Posted by: "chirp" at June 11, 2003 10:01 AM

What surprises me, though, is that he doesn't seem to feel the slightest compulsion to address the movies as a cultural event (for immediate lack of a better word; there must be a better word than 'event'). Except to say that he's got a lot of mail about his ignoring it. Granted:

1. No film critic is obligated to write about anything;

2. There may not actually be a single fresh idea, cinematic, philosophical or otherwise in the Matrix movies, but few could argue that the way the brothers chose their ingredients and cooked them up didn't strike a nerve. Even if you can't help but turn up your nose at what's ultimately served, when you see everyone else at the party do double-flips over it, surely, you've got to wonder why.

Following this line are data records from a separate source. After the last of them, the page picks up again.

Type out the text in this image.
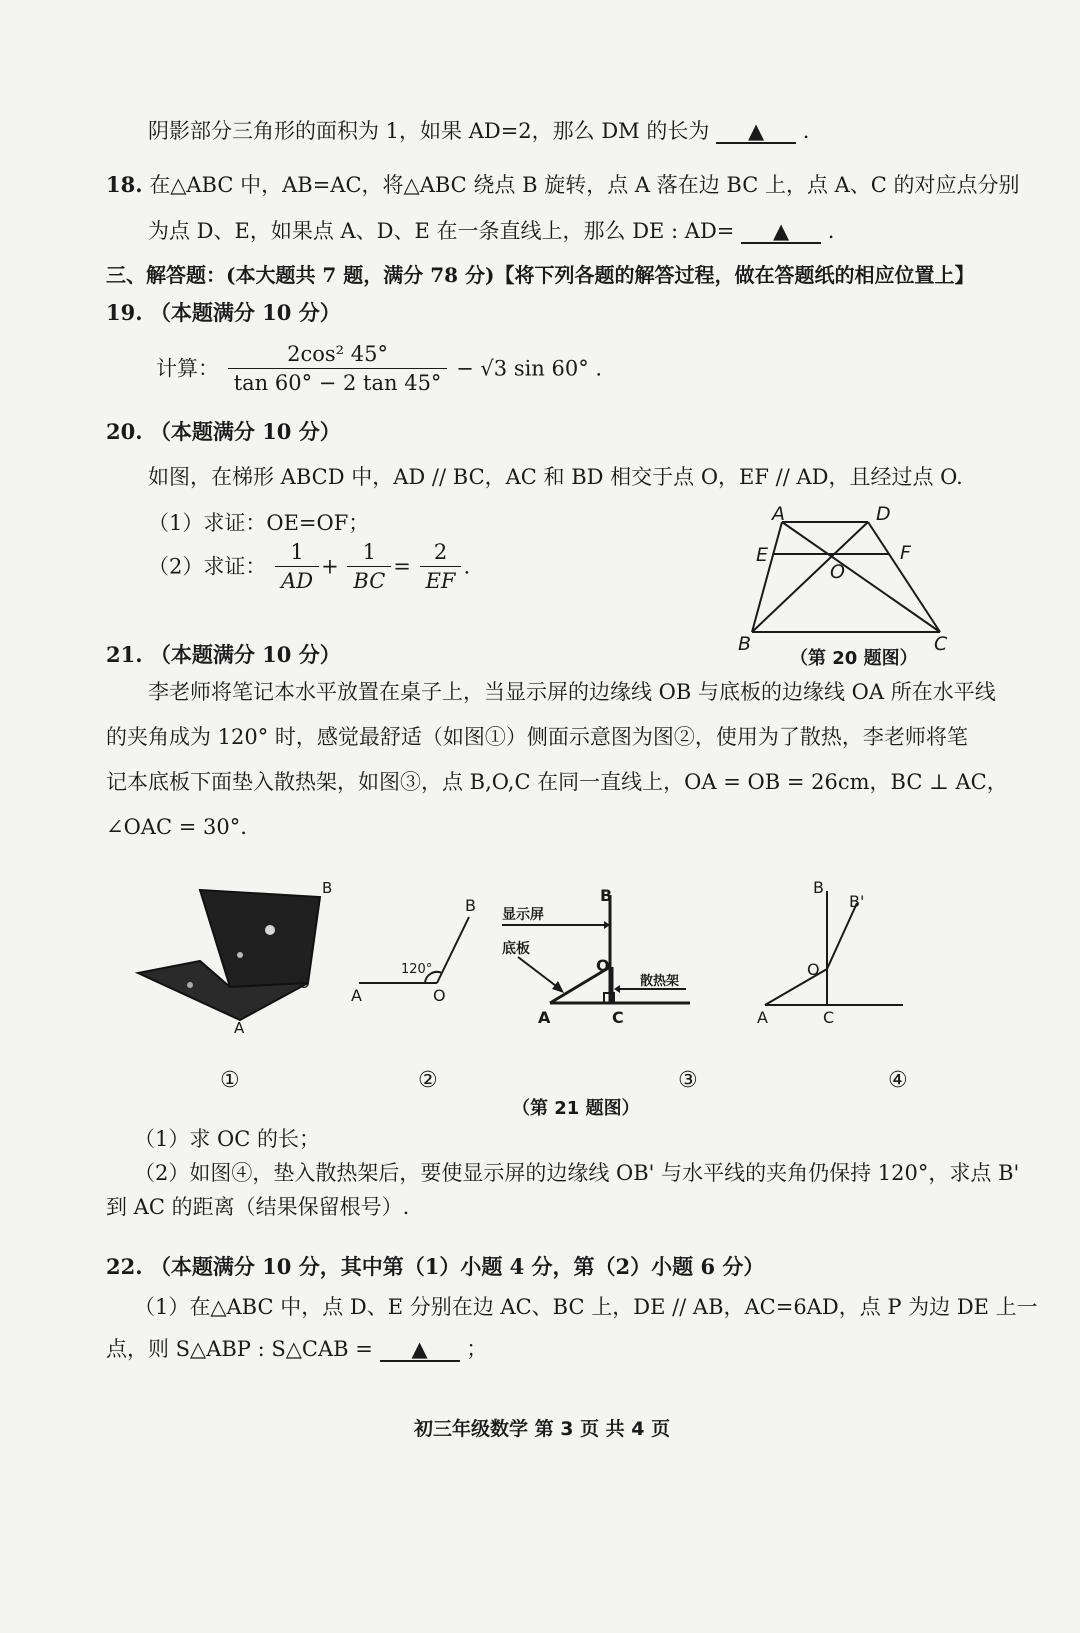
阴影部分三角形的面积为 1，如果 AD=2，那么 DM 的长为 ▲ .
18. 在△ABC 中，AB=AC，将△ABC 绕点 B 旋转，点 A 落在边 BC 上，点 A、C 的对应点分别
为点 D、E，如果点 A、D、E 在一条直线上，那么 DE : AD= ▲ .
三、解答题：(本大题共 7 题，满分 78 分)【将下列各题的解答过程，做在答题纸的相应位置上】
19. （本题满分 10 分）
计算： $\frac{\text{2cos² 45°}}{\tan 60^\circ - 2 \tan 45^\circ} - √3$ sin 60° .
20. （本题满分 10 分）
如图，在梯形 ABCD 中，AD // BC，AC 和 BD 相交于点 O，EF // AD，且经过点 O.
（1）求证：OE=OF；
（2）求证： $\frac{1}{AD} + \frac{1}{BC} = \frac{2}{EF}$ .
A	D
E	F
O
B	C
（第 20 题图）
21. （本题满分 10 分）
李老师将笔记本水平放置在桌子上，当显示屏的边缘线 OB 与底板的边缘线 OA 所在水平线
的夹角成为 120° 时，感觉最舒适（如图①）侧面示意图为图②，使用为了散热，李老师将笔
记本底板下面垫入散热架，如图③，点 B,O,C 在同一直线上，OA = OB = 26cm，BC ⊥ AC，
∠OAC = 30°.
B
O
A
120°
A	O
B
B
显示屏
底板
O
散热架
A	C
B
B'
O
A	C
①	②	③	④
（第 21 题图）
（1）求 OC 的长；
（2）如图④，垫入散热架后，要使显示屏的边缘线 OB' 与水平线的夹角仍保持 120°，求点 B'
到 AC 的距离（结果保留根号）.
22. （本题满分 10 分，其中第（1）小题 4 分，第（2）小题 6 分）
（1）在△ABC 中，点 D、E 分别在边 AC、BC 上，DE // AB，AC=6AD，点 P 为边 DE 上一
点，则 S△ABP : S△CAB = ▲ ；
初三年级数学 第 3 页 共 4 页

You've got to wonder what's in there that's got everyone so excited, that's got people claiming this story as the mythology of their time, etc., etc.

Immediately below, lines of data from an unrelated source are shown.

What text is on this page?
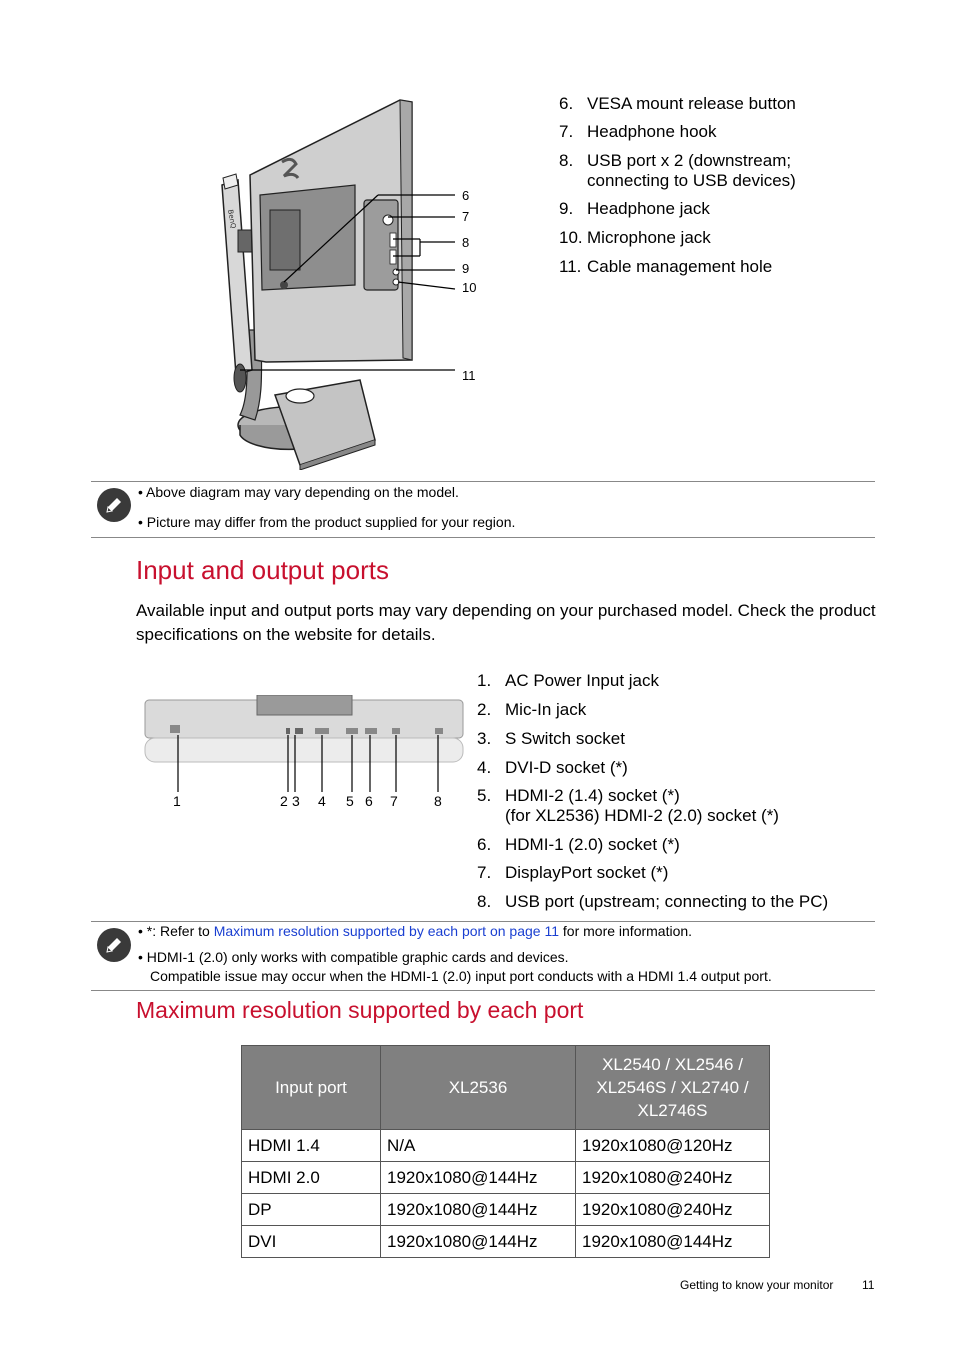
BenQ
6
7
8
9
10
11
6. VESA mount release button
7. Headphone hook
8. USB port x 2 (downstream;
connecting to USB devices)
9. Headphone jack
10. Microphone jack
11. Cable management hole
• Above diagram may vary depending on the model.
• Picture may differ from the product supplied for your region.
Input and output ports

Available input and output ports may vary depending on your purchased model. Check the product specifications on the website for details.

1	2 3 4 5 6 7	8
1. AC Power Input jack
2. Mic-In jack
3. S Switch socket
4. DVI-D socket (*)
5. HDMI-2 (1.4) socket (*)
(for XL2536) HDMI-2 (2.0) socket (*)
6. HDMI-1 (2.0) socket (*)
7. DisplayPort socket (*)
8. USB port (upstream; connecting to the PC)
• *: Refer to Maximum resolution supported by each port on page 11 for more information.
• HDMI-1 (2.0) only works with compatible graphic cards and devices.
Compatible issue may occur when the HDMI-1 (2.0) input port conducts with a HDMI 1.4 output port.
Maximum resolution supported by each port
Input port	XL2536	XL2540 / XL2546 / XL2546S / XL2740 / XL2746S
HDMI 1.4	N/A	1920x1080@120Hz
HDMI 2.0	1920x1080@144Hz	1920x1080@240Hz
DP	1920x1080@144Hz	1920x1080@240Hz
DVI	1920x1080@144Hz	1920x1080@144Hz
Getting to know your monitor 11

But then, Kauffmann doesn't really come from that school that feels obligated to cast every cultural trinket, great and small, within its broader and deeper context. I find that interesting. There's something very "New Critic" about him, as if his critical apparatus were formed in the first half of the 20th century and, while he can appreciate even films that wear their pomo cred on their sleeve, and maybe even write well and insightfully about them, the apparatus itself remains the same.